13.12.2020 - 13:31 Uhr
IrchenriethOberpfalz

Streit um Irchenrieth-Mitte beigelegt

Angrenzend an den Garten das Baugebiet Irchenrieth-Mitte mit 33 Bauparzellen. Links im Hintergrund der Bauernhof des Landwirts, der vor dem Verwaltungsgericht seine Klage gegen den Bebauungsplan zurückzog.
von Ernst FrischholzProfil

Der Bebauungsplan Irchenrieth-Mitte ist seit drei Jahren umstritten. Ein angrenzender Landwirt ist nicht damit einverstanden. 33 Bauwerber und Bürgermeister Josef Hammer können nach dem Verfahren vor dem Verwaltungsgericht Regensburg aufatmen. 2017 leitete die Gemeinde den Bebauungsplan ein. Gegner war von Anfang an der angrenzende Landwirt, der sich in seiner Weiterentwicklung dadurch behindert sah. Im Dezember 2019 landete der Bebauungsplan erstmals vor dem Verwaltungsgericht in Regensburg. Hier stellten die Richter Differenzen in den Angaben der Gemeinde und den Einlassungen des Landwirts, das war unter anderem unterschiedliche Tierzahlen fest.

In der Folgezeit machte sich die Kommune daran, den Bebauungsplan nochmals zu überarbeiten.

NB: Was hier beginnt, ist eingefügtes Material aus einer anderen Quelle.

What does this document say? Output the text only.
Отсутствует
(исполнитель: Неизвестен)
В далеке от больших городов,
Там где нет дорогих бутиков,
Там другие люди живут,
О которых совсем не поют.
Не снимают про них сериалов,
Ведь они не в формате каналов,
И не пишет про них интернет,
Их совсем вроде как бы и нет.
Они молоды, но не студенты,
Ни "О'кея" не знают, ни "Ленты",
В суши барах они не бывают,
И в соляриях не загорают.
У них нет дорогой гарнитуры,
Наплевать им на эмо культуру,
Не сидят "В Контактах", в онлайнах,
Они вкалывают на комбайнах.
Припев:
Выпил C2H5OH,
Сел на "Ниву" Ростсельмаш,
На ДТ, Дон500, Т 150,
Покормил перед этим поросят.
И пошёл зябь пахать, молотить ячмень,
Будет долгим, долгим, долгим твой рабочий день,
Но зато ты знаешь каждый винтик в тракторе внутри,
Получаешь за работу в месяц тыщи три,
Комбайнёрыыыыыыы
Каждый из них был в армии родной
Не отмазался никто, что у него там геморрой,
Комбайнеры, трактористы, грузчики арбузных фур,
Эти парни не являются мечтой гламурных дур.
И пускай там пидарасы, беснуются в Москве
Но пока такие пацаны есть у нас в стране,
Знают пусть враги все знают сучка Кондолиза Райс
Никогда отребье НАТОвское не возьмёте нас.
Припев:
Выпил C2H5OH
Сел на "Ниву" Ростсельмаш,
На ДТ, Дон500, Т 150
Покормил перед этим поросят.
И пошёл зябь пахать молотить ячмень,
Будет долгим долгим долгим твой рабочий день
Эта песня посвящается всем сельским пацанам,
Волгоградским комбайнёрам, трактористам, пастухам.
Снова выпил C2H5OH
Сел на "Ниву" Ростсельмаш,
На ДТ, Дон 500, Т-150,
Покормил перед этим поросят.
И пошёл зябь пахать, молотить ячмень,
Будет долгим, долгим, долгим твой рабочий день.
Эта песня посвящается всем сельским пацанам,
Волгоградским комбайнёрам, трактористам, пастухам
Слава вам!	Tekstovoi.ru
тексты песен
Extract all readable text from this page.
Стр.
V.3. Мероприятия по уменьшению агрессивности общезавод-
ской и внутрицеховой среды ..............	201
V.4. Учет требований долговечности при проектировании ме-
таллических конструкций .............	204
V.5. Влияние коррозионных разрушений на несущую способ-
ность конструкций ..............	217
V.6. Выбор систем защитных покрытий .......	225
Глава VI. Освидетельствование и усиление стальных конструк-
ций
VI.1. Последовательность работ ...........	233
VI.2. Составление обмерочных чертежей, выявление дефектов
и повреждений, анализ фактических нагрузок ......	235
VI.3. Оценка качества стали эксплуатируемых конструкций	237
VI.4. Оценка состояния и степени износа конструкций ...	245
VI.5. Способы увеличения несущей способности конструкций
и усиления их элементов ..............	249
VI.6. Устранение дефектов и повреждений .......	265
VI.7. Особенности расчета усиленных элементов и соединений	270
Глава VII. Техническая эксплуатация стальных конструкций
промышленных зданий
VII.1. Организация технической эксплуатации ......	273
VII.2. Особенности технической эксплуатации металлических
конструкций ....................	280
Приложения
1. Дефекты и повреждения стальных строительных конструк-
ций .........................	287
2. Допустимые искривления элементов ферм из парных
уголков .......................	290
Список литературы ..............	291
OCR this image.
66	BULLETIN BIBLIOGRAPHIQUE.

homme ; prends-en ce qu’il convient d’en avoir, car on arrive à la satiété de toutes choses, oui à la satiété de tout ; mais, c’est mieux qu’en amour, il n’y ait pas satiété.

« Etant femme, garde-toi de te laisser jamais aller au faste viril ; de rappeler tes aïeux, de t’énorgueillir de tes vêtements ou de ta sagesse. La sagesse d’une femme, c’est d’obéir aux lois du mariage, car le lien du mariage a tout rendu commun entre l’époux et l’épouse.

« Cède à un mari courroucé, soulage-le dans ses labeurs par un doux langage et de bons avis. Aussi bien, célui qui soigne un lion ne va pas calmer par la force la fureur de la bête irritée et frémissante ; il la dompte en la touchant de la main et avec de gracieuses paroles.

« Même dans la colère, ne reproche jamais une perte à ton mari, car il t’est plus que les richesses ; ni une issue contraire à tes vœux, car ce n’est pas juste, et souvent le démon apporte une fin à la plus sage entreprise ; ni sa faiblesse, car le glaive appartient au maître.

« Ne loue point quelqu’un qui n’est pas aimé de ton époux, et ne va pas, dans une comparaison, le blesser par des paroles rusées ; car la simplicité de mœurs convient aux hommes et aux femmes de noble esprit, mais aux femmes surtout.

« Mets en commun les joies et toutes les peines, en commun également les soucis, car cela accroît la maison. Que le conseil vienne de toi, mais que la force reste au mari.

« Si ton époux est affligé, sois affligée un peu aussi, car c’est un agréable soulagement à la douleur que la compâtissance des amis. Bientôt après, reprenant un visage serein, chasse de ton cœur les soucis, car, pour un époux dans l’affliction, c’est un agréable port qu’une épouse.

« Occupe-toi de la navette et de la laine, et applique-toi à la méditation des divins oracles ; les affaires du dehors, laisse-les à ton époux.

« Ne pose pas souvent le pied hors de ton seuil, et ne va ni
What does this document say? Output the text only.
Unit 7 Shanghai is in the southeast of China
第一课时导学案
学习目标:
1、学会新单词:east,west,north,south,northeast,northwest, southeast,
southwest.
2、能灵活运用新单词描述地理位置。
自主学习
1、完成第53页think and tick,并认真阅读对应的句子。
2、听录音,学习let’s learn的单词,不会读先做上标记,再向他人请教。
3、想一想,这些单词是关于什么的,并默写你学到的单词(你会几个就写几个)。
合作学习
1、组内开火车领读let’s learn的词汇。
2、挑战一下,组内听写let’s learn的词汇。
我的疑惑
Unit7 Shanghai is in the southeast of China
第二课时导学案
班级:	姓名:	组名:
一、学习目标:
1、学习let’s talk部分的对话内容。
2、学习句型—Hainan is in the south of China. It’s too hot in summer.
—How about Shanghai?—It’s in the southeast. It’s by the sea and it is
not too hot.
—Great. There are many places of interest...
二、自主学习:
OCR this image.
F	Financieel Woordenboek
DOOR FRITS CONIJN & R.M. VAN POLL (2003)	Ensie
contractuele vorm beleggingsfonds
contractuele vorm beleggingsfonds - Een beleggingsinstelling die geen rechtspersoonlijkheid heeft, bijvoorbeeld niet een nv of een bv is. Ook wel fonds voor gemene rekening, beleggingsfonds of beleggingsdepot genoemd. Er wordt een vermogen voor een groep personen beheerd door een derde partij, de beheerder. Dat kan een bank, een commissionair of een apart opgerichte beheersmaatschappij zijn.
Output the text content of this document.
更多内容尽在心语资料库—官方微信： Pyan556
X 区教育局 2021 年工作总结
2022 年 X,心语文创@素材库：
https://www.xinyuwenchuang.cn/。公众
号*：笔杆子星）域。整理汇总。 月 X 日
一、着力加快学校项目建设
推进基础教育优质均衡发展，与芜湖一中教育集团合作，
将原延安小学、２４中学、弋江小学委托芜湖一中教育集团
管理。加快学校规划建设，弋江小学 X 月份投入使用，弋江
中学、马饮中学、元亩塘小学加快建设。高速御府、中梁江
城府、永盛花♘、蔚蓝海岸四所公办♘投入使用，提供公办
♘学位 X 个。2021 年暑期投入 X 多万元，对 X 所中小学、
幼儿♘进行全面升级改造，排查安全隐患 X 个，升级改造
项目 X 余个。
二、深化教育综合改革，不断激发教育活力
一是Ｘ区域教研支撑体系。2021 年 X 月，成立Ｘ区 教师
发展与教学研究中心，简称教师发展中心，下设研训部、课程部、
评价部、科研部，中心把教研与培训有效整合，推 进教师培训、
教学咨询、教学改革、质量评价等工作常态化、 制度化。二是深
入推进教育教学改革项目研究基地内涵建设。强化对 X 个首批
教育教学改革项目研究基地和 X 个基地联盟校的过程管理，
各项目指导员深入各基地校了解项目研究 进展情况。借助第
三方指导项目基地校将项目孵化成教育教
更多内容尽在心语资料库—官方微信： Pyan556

Nach insgesamt der vierten Auslegung wurden die Einwendungen des Landwirts mit über 20 immer einstimmigen Beschlüssen des Gemeinderats nochmals behandelt, und am 24. November schaffte die Gemeinde mit dem Satzungsbeschluss Baurecht.

Dem Landwirt blieb darauf die Möglichkeit einer Normenkontrollklage, die der über seinen Anwalt beim Verwaltungsgericht Regensburg einrichte. Über diese befanden die Richter im Termin am 1. Dezember. Vertreten waren der Landwirt und auch Bürgermeister Hammer für die Gemeinde ,beide mit ihren Anwälten.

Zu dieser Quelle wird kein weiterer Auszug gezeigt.